Les cinq e-critures

Michel Chansiaux

Les cinq « e-critures »

C'est précisément pour des incidents comme celui-ci que je te réaffirme que ce n'est plus possible ! Rends-toi compte ! Je t'envoies un SMS et tu ne captes rien !!! Tu satures ma BAL (boîte aux lettres) avec tes implorations d'explication. Tu fais exploser mon répondeur avec tes confessions pitoyables d'impuissance à comprendre. Tu as beau être normalien, directeur de la nouvelle collection «  Comédie Romantique » chez Flammarion et amant d'une khâgneuse dégourdie, telle que je suis, t'es quand même qu'un ringard, qu'un fake, qu'un « random » ! A cinquante piges, tu ne trouves pas mieux que de lancer ce concours sur « I love words » pour que d'autres traduisent mon message. T'es comme Champollion qui cherche sa pierre de Rosette. Et bien moi, je vais te le dire pourquoi je mets les bouts. Avec l'aide de cinq mâles français qui vont te mettre les points sur les I.

En Français Présidentiel : Casse toi sale con ! Quoique tu fis pour m'épater, tu es aussi « has been » que l'ex-roi de Corrèze, aussi sexy que MAM sur un dromadaire, aussi moderne que VGE et ses volcans. Moi, ce je j'aurais voulu, c'est qu'ainsi que la plupart des Français, tu te donnes les moyens de comprendre. Mais tu lances une consultation d'initiative populaire comme Madame Royal. Je suis donc déterminée, ainsi qu'une large partie de mes amis, à ne pas céder à ceux qui veulent faire stagner la France. C'est dur, c'est nécessaire, j'avance dorénavant sans toi.

Houellebecq dans le texte : Il se disait surfeur de modernité. Longtemps, rue d'Ulm, il avait eu ce sentiment de précéder l'anticipation même. Mais, cruauté élémentaire, une simple particule de silicium, venait de révolutionner l'écriture. Et ne voyant pas la nécessité hasardeuse de se plonger dans ce placenta numérique, il préféra endiguer l'enfantement de ce nouveau langage. Alors, il devînt évident qu'elle ne le supporterait pas. L'insolence suprême lui fut même affligée. Plutôt que de forcer ces petits caractères, il se lança, tel un mari candauliste, à faire déchiffrer l'intimité épistolaire de sa compagne par des hordes de traducteurs cocufieurs. Elle ne pouvait hurler que non, elle ne pouvait continuer la route avec ce fantôme aphone.

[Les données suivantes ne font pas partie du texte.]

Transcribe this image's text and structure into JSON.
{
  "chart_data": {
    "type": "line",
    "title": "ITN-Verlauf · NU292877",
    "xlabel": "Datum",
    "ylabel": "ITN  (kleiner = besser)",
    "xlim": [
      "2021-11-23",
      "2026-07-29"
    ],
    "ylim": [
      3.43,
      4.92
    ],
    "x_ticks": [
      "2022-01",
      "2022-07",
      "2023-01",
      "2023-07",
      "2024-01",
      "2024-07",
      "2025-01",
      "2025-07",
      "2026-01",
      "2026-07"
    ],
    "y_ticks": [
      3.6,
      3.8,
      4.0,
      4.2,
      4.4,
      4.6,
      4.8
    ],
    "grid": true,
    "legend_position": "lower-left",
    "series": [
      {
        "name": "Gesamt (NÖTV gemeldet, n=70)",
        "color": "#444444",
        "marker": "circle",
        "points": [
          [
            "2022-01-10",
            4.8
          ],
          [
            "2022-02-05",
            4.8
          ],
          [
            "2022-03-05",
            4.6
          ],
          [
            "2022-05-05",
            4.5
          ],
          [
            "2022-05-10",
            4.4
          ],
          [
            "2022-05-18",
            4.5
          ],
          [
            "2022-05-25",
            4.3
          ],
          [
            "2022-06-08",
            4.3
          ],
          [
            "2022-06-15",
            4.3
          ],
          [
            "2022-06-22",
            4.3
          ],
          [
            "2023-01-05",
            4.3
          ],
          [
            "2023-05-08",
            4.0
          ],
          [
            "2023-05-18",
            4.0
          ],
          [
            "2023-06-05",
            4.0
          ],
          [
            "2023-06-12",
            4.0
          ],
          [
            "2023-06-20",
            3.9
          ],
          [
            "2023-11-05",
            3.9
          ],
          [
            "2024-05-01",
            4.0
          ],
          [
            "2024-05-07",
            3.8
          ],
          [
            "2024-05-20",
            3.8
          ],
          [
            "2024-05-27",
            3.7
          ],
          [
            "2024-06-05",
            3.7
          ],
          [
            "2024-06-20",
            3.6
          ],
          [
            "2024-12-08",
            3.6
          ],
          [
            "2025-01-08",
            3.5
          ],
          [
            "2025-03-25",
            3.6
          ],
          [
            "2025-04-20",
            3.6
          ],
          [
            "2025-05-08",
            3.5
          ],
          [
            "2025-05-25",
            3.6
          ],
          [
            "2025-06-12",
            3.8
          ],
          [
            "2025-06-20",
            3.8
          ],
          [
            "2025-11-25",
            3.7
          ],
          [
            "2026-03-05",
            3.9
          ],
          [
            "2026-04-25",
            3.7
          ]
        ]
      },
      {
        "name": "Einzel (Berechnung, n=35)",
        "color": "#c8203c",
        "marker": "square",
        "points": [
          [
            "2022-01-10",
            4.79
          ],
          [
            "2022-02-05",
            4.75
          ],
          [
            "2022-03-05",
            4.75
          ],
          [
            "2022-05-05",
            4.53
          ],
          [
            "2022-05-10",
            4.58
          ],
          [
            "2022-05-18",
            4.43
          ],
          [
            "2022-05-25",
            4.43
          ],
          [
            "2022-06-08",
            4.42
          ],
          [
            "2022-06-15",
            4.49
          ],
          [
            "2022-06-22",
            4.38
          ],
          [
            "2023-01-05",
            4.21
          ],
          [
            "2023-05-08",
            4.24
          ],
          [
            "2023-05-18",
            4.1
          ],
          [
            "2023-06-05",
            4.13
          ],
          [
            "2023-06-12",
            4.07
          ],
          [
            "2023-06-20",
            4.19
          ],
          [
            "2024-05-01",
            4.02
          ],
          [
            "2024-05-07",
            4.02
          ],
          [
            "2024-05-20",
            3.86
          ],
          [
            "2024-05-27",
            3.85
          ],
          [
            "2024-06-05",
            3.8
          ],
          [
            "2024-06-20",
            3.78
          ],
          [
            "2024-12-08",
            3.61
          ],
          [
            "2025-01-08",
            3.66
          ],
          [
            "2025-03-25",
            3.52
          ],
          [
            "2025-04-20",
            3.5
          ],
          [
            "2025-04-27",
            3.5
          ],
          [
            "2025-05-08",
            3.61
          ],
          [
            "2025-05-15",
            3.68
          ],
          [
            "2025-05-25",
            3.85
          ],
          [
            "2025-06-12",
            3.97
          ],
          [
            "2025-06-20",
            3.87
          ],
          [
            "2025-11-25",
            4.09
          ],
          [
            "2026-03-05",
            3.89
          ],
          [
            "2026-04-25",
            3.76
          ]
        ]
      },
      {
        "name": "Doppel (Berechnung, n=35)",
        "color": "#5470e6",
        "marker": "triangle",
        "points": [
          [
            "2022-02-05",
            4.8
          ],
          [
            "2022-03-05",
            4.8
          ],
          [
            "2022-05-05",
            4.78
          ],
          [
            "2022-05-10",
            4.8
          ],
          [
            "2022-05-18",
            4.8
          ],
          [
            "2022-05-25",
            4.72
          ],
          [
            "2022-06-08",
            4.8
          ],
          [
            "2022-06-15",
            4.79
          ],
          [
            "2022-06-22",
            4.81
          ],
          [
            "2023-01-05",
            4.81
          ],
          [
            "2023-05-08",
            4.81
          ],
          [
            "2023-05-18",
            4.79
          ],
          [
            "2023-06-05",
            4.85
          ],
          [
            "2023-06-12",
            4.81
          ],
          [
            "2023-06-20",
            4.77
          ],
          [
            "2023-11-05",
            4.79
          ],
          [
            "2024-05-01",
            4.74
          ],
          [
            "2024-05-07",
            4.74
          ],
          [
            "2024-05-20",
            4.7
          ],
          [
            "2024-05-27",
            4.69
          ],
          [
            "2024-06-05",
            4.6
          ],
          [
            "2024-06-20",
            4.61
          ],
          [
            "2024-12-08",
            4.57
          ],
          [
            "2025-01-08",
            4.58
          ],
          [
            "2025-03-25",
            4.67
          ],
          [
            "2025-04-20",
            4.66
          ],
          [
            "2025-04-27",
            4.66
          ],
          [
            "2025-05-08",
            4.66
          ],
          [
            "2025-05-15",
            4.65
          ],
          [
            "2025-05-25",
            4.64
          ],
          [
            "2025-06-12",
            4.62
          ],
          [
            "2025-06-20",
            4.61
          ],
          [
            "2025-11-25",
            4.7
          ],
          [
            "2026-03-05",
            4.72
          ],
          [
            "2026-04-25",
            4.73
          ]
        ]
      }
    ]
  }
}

A la Jean d'Ormesson : Très Cher. Voici venu le temps des adieux. Non point que vous me déçussiez dans ma couche mais quelle désillusion vous me fîtes à ne pas décrypter, ce que nos amis d'Outre-Manche nomment avec leur désinvolture charmante : « SMS ou Short messaging services » . Plut encore à Dieu, que vous vous adressiez à une quelconque de vos conquêtes ancillaires pour traduire ces quelques idéogrammes numériques. Mais faute d'être Œdipe relevant le défi de la Sphinx, vous lançâtes ce singulier concours auprès du « vulgum pecus », et soudainement l'édifice s'écroula. La magie des mots, Très Cher, est rompue et le moindre des maux est de vous dire, je ne vous aime plus.

Comme José Bové : Scandaleux, on ne le dira jamais assez, scandaleux. Comment un intellectuel, qui devrait être partisan du développement durable, préfère l'archaïsme du vocabulaire, hérité de la société bourgeoise, à ces sigles intelligents et planétaires, créés par les communautés d'internautes ? Consommation énergétique, usure de l'appareil … avec le SMS on ne peut pas faire moins !!! Et puis, au lieu de soumettre ton problème au Comité de Coordination, tu pollues l'espace publique avec tes difficultés personnelles. Alors comprend moi : je suis verte de rage. Ton bilan carbone est inacceptable, je me désolidarise.

François Rabelais, comme bon il me plaira. Oncque honnest François à dame ne fît tant courroux. Lui qui parloit tous les Latins estoit trop roide à lire dessoins escrits curcivement. Mais amour treuve qu'on doibt estre assouvy. Grande desseürance et felonie envaïr la jouvencelle. Ydiot com moyne, galant habloit et haranguoit moult gens pour estendre et deschiffrer ce messaige. Tant qu'elle s'escria « asne, imbécille » et autres insults et advint tant qu'elle regnioit cet amoureux.